Harry Sellers Cameron was born in Indianapolis in 1872, the son of W. S. Cameron and Estelle Mulkey. He studied architectural and mechanical engineering at Christian Brothers College in Memphis and apprenticed at a machine shop before eventually moving to Texas. In 1913, the Humble Iron Works machine shop was opened by Cameron, T.W. Horn and P. O. Davant. Cameron developed an outstanding reputation for his ability to repair drilling rigs and at forging high-grade steel. He also manufactured special-purpose tools for drilling operations. In 1918, it became the Cameron-Davant Company. The new company’s machine shops were in Humble, Goose Creek and Houston.
In 1920, Oilman James Abercrombie purchased a controlling interest in Cameron’s shops and reorganized the company as Cameron Iron Works. It started with $25,000 capital, five men, two lathes, a drill press and hand tools.

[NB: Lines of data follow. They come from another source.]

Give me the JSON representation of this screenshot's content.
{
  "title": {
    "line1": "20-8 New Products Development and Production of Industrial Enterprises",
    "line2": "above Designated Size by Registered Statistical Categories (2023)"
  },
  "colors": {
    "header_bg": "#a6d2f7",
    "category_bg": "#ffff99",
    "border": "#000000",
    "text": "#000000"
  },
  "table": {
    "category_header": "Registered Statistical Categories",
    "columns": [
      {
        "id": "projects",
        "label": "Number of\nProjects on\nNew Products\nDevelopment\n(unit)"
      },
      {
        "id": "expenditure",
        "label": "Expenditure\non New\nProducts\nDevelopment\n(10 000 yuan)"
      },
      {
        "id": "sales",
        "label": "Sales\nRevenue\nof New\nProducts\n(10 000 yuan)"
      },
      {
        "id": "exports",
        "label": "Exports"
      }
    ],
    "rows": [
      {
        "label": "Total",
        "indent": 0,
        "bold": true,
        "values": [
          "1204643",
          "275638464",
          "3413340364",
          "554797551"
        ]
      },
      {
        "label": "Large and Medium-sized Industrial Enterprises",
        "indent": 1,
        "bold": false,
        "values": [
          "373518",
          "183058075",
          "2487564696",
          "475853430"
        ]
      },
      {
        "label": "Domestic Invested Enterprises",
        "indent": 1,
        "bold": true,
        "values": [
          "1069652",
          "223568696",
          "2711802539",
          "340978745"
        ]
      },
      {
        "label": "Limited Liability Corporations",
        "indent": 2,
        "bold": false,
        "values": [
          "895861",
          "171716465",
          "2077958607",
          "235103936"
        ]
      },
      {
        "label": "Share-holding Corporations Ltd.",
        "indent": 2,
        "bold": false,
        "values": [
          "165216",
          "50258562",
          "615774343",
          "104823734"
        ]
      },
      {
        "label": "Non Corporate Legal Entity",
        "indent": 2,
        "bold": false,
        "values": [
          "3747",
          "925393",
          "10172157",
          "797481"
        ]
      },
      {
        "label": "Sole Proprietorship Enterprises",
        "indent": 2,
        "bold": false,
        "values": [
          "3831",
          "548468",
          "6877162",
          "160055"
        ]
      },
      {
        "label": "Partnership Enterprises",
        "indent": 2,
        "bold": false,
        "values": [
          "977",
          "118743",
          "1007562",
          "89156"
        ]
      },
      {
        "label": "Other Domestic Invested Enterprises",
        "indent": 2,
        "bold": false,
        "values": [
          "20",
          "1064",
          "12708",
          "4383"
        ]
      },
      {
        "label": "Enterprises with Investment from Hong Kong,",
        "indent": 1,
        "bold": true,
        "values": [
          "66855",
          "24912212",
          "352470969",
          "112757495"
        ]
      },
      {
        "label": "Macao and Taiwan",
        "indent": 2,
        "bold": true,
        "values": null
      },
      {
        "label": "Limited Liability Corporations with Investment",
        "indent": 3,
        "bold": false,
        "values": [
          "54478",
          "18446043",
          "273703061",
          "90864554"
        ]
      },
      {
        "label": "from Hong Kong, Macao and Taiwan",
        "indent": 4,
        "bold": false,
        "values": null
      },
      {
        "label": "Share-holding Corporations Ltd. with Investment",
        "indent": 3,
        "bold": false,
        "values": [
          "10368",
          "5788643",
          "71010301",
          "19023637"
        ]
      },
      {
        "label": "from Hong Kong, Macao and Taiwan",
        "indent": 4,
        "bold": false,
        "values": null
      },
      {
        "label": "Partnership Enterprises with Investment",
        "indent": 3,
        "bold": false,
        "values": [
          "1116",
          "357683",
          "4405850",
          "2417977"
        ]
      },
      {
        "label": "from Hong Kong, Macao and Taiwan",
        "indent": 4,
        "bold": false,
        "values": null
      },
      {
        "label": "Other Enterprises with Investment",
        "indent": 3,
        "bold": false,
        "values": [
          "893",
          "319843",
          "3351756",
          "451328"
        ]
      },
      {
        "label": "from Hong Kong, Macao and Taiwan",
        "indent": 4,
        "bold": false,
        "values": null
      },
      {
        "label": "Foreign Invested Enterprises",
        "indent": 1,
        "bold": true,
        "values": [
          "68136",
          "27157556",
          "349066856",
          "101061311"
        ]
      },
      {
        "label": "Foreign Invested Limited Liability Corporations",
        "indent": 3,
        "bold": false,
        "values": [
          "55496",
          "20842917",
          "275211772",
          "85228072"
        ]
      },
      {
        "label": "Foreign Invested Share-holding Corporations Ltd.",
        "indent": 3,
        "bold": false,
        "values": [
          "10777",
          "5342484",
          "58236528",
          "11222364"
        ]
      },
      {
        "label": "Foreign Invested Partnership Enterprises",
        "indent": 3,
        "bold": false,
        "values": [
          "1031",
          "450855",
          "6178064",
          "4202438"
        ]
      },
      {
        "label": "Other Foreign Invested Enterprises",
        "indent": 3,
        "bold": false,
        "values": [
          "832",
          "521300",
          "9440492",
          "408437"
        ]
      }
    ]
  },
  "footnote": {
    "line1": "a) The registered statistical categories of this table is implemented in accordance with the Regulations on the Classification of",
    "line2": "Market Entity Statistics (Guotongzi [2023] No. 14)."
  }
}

In 1922, Abercrombie and Cameron developed a major invention: the first successful blowout preventer for oil wells, which revolutionized the oil and gas industry. During the 1920s, ‘30s and ‘40s, Cameron Iron Works was the major provider of oil-well supplies and specialty items, including tool joints, fishtail bits, drill collars, drive shoes and pump-repair parts.

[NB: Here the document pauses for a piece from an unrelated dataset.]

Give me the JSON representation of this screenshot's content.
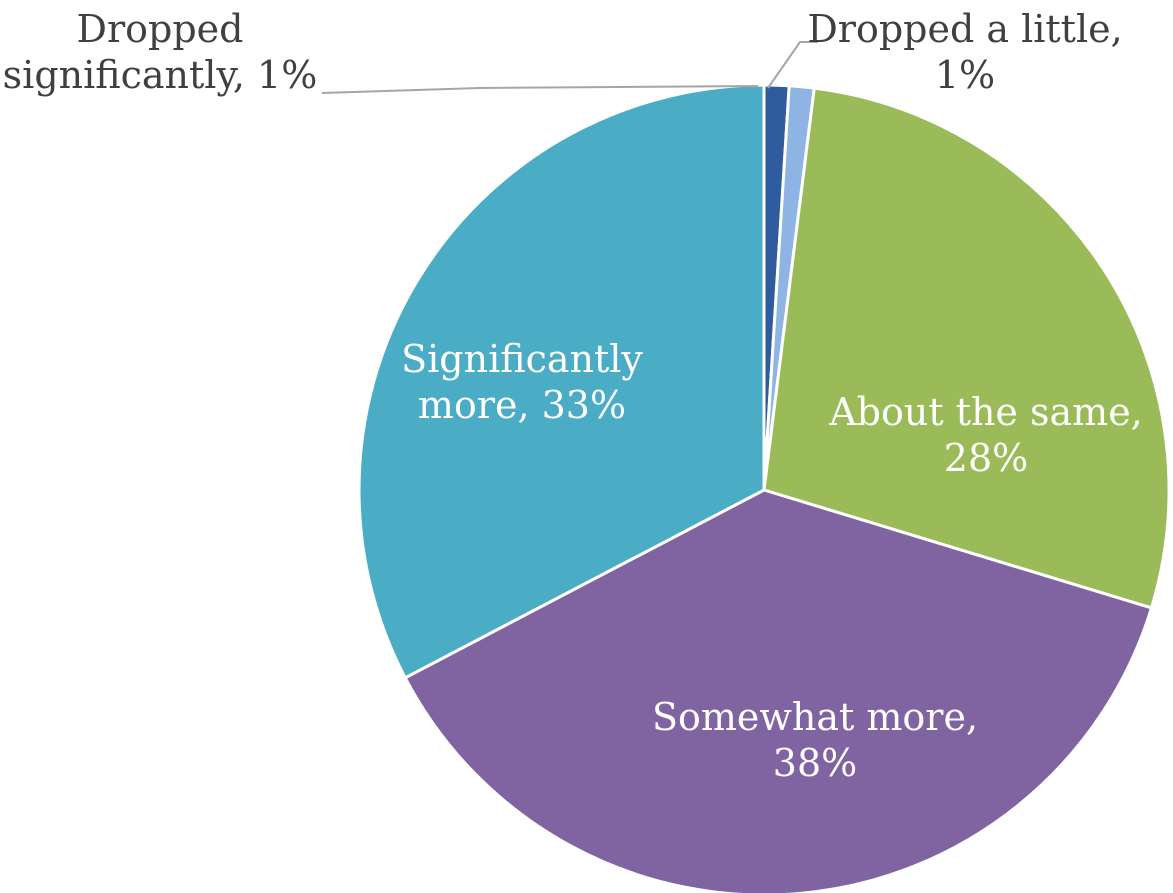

During World War II, it changed its focus to the manufacture of army ordinance (including gun barrels, mounts and rockets). During the Korean War, in addition to armaments, it had manufacturing, research and development in power generation, jet-engine parts and even a guided-missile program. At the height of the company’s success, it was involved in the energy (including atomic power), petrochemical, military and aerospace industries. It employed 12,300 people across 38 countries. This was a far cry from its simple origins in the town of Humble.
The company was merged with Cooper Industries in 1989. It went through numerous divisions and acquisitions before being acquired by Schlumberger in April 2016. Unfortunately, Cameron didn’t live long enough to see his company grow to such an international success. He died in 1928 at the age of 55.